I have the following timeseries data frame extracted from a larger one.
df_test = df.loc[(df['time'] >= '2015-05-01') & (df['time'] <= '2015-05-09')]
df_test.set_index('time')
The head of the data look like this:
time total_consumption
122400 2015-05-01 00:01:00 106.391
122401 2015-05-01 00:11:00 120.371
122402 2015-05-01 00:21:00 109.292
122403 2015-05-01 00:31:00 99.838
122404 2015-05-01 00:41:00 97.387
Using SARIMAX, i obtained this model:
mod = sm.tsa.statespace.SARIMAX(np.asarray(df_test['total_consumption']),
order=(1,1,1),
seasonal_order=(0,1,1,12),
enforce_stationarity=False,
enforce_invertibility=False)
results_final = mod.fit()
I then tried to get the prediction based on the model:
start = pd.to_datetime('2015-05-08 00:01:00')
pred = results_final.get_prediction(start, dynamic=False)
pred_ci = pred.conf_int()
However, when I try to get a prediction for the end of my data frame with the get_prediction() command, i get this error message and can't seem to figure out why.
ValueError: Got a string for start and dates is None
Thank you
I guess the problems is that you do not use a time index.

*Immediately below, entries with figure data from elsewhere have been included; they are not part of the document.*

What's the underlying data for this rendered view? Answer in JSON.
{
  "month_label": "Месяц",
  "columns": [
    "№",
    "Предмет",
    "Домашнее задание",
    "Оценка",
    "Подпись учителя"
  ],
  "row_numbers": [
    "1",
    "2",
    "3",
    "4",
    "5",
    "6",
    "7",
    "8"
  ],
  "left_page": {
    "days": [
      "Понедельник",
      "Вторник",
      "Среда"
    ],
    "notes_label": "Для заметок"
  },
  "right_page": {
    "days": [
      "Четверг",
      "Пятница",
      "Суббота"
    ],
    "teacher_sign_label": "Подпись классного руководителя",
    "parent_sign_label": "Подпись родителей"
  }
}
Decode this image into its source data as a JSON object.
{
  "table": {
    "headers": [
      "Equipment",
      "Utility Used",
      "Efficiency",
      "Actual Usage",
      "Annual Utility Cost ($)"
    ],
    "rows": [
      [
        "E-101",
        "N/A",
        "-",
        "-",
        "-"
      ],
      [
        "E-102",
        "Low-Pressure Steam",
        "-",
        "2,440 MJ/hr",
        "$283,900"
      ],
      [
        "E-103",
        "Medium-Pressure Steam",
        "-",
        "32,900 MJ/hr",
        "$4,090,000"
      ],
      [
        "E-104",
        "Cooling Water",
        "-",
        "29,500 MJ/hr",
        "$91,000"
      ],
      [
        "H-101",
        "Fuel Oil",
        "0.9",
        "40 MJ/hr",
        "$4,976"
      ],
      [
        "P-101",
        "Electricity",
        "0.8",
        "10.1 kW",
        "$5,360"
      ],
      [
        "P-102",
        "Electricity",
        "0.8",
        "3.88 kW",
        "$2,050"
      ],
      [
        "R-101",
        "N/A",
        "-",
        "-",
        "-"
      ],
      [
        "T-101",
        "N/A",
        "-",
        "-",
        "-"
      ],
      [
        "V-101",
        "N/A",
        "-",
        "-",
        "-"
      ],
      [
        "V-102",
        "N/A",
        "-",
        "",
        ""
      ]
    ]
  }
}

If you want to use dates, then the data needs to be a pandas Series with a date/time index.
Try after dropping the np.asarray
and use df_test['total_consumption']
directly when creating the model.
A numpy array does not have any date information, so dates cannot be used in specifying the forecast periods. in the case with numpy arrays, the forecast or predict periods need to be specified with the usual numpy integer indices.